Kłopoty ze scenariuszem
Spotęgowany przez nagły wzrost produkcyjnych potrzeb kryzys filmowej literatury wykształca skuteczny mechanizm samoobrony w postaci coraz to liczniejszych reżyserskich propozycji autorskich. Scenariusze te bowiem nie tylko bez trudu wygrywają wyścig do produkcji, ale - co ważniejsze - satysfakcjonować potrafią i wymagającego profesjonalnego warsztatu zawodowca, i spragnionego tematycznych odkryć odbiorcę. Nieoceniony pod tym względem miesięcznik "Dialog" ujawnił w cyklu kilkunastu ostatnich numerów szereg takich przyszłościowych propozycji, z których na pierwszym miejscu wymienić trzeba bezsprzecznie nowelę Marka Piwowskiego pod tytułem "Przepraszam, czy tu biją?"

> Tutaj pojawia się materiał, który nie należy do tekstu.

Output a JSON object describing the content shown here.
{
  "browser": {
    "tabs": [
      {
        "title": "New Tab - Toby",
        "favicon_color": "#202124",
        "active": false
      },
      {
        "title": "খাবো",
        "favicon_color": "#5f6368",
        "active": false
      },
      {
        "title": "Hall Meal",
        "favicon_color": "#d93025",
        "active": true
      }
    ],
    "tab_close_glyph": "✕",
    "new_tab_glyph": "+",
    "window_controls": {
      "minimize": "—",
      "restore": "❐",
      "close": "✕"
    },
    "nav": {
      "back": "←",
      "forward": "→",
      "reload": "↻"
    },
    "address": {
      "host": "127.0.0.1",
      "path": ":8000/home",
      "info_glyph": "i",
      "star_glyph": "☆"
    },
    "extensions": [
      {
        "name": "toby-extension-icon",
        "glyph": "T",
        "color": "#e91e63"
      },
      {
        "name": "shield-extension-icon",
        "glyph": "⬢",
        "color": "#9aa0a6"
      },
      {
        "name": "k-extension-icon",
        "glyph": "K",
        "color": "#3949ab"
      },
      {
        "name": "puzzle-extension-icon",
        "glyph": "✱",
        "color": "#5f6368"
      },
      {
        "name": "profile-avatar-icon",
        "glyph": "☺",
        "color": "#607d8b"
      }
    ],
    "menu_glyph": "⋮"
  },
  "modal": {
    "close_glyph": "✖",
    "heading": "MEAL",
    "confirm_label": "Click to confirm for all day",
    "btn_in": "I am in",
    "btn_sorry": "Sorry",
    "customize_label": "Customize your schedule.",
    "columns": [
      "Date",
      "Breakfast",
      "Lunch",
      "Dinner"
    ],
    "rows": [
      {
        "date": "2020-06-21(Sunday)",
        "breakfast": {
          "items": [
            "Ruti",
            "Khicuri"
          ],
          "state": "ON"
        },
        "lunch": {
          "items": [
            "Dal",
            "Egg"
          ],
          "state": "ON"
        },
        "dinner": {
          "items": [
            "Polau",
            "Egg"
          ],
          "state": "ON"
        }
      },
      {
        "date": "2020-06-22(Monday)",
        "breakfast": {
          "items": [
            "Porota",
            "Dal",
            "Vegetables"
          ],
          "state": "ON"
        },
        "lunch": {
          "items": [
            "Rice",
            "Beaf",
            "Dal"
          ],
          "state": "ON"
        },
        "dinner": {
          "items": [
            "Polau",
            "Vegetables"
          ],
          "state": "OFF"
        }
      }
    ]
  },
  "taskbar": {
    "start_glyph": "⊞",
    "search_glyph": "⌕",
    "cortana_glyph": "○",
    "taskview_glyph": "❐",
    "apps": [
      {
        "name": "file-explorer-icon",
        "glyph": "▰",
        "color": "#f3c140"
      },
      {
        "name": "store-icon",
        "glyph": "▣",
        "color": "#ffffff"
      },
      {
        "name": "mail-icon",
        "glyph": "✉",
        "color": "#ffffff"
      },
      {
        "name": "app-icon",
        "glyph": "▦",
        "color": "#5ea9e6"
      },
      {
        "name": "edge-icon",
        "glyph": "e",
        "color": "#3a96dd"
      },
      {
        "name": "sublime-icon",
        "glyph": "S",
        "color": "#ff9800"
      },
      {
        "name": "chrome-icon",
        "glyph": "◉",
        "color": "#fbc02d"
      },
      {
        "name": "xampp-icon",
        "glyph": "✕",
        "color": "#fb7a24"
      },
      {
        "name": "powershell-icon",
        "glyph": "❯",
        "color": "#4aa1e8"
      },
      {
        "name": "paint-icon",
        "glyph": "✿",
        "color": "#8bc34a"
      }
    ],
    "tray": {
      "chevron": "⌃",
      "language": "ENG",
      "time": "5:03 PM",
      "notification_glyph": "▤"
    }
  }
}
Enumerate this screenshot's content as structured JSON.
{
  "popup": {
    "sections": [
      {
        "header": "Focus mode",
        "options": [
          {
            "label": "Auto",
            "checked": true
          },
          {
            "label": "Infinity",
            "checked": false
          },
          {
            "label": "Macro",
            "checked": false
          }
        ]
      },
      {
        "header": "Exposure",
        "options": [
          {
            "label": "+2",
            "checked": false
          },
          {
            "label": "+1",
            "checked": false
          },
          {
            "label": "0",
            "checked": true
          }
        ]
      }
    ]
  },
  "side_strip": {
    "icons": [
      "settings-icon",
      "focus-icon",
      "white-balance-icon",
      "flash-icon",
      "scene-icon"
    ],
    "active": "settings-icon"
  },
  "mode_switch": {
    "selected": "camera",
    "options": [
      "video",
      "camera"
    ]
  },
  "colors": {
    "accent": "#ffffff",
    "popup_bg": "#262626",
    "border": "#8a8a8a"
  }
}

Jest to tekst niecodzienny, głównie z tego względu, iż Piwowskiemu, konstruującemu przepojoną "atmosferą współczesapgo życia" opowieść o ludziach z charakterem, udało się już w warstwie scenariusza ustrzec wielu uproszczeń niesionych przez konwencję "męskich wyznań". Manewrując pomiedzy Scyllą inteligenckich, popaździernikowych analiz filmowej "chuliganologii" a Charybdą "etyki kumplostwa" naturalistycznej prozy, zafascynowanej społecznym marginesm, dostrzegł Piwowski podstawowe niebezpieczeństwo w postaci raf konwencji kryminalno-sensacyjnej. Pamiętał zapewne o diagnozie Zygmunta Kałużyńskiego, iż wszelkie "próby adaptacji kryminału u nas pozostały w granicach parodii, mniej lub więcej bezwiednej". Nie zapomniał też o dowodzie KTT, "że w społeczeństwie, gdzie szacunek wobec prawa nie jest zasadą najgłębiej zakorzenioną w umysłach, powieść czy film kryminalny są niemożliwe". Dlatego też pojedynek pomiędzy przestępcą i organami ścigania starał się Piwowski sprowadzić z meandrów zagadki kryminalnej na drogę zagadki etycznej.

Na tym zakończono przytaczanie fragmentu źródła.